Diese rasanten Veränderungen wirken sich auch auf die Sicherheitslage aus; sie sind bis in unseren Alltag hinein spürbar. Um diesen Herausforderungen wirkungsvoll begegnen zu können, muss die sicherheitspolitische Debatte breit geführt werden. Den Universitäten und Forschern kommt dabei eine Schlüsselrolle zu: Sie setzen sich auf wissenschaftlicher Ebene, mit wissenschaftlichen Methoden und der damit einhergehenden objektiven Nachprüfbarkeit der Ergebnisse mit den aktuellen Entwicklungen in der Außen- und Sicherheitspolitik Deutschlands auseinander und gestalten auf diese Weise die gesellschaftliche Diskussion maßgeblich mit. Dies ist insbesondere wichtig in einer Zeit, in der Fake news verbreitet, Fakten manipuliert und alternative Fakten geglaubt werden. Insbesondere junge, bestens qualifizierte und hoch motivierte Akademikerinnen und Akademiker können hier wichtige Beiträge leisten.

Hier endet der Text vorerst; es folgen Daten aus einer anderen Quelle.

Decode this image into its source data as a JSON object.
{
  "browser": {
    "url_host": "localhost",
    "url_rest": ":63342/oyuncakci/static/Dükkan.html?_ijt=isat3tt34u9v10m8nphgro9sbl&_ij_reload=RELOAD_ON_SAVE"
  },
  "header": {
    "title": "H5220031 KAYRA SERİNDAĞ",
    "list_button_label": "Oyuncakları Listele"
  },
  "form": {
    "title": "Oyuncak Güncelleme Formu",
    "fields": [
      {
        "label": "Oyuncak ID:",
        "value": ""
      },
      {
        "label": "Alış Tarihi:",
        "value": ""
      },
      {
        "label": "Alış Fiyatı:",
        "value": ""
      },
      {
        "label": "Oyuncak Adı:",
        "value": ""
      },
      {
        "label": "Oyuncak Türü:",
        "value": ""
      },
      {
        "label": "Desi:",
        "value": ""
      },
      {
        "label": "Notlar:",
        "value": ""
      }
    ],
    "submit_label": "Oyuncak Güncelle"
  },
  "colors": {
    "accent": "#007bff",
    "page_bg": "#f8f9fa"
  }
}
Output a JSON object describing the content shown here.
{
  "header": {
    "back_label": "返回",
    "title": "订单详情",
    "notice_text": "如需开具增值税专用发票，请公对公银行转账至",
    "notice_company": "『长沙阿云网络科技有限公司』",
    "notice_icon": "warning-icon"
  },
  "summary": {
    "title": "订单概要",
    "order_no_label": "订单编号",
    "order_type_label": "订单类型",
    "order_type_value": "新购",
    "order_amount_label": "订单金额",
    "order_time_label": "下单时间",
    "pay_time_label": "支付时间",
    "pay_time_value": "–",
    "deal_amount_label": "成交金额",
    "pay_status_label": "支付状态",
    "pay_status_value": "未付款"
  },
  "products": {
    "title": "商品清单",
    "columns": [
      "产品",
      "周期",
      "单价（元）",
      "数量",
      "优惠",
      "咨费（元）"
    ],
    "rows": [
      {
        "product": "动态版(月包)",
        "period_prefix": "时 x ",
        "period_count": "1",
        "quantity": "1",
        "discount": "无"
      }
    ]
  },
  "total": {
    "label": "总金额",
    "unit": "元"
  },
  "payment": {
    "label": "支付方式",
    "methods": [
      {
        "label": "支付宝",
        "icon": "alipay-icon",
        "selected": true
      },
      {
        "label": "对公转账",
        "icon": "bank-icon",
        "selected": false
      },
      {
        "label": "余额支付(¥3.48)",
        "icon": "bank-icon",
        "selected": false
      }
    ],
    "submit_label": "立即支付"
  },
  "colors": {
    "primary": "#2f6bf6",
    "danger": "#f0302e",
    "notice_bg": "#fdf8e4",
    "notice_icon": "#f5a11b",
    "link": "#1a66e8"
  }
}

Der Nachwuchspreis für Sicherheitspolitik „Aquila ascendens“ mit seinen prämierten Auszeichnungen würdigt herausragende akademische Arbeiten zu Themen der Außen- und Sicherheitspolitik. Die Ergebnisse dieser konzeptionellen Arbeiten erfahren Resonanz! Daher übernehme ich die Schirmherrschaft für den Wissenschaftspreis 2018/2019 mit großer Freude.
Mein Dank gilt dem „DialogForum Sicherheitspolitik“, ganz besonders jedoch den Akademikerinnen und Akademikern: Ihre Beiträge sind für die so wichtige sicherheitspolitische Debatte in Deutschland unerlässlich. Sie tragen wesentlich zur fundierten Meinungsbildung in der Gesellschaft bei. Für Ihre weitere wissenschaftliche Arbeit wünsche ich Ihnen viel Erfolg.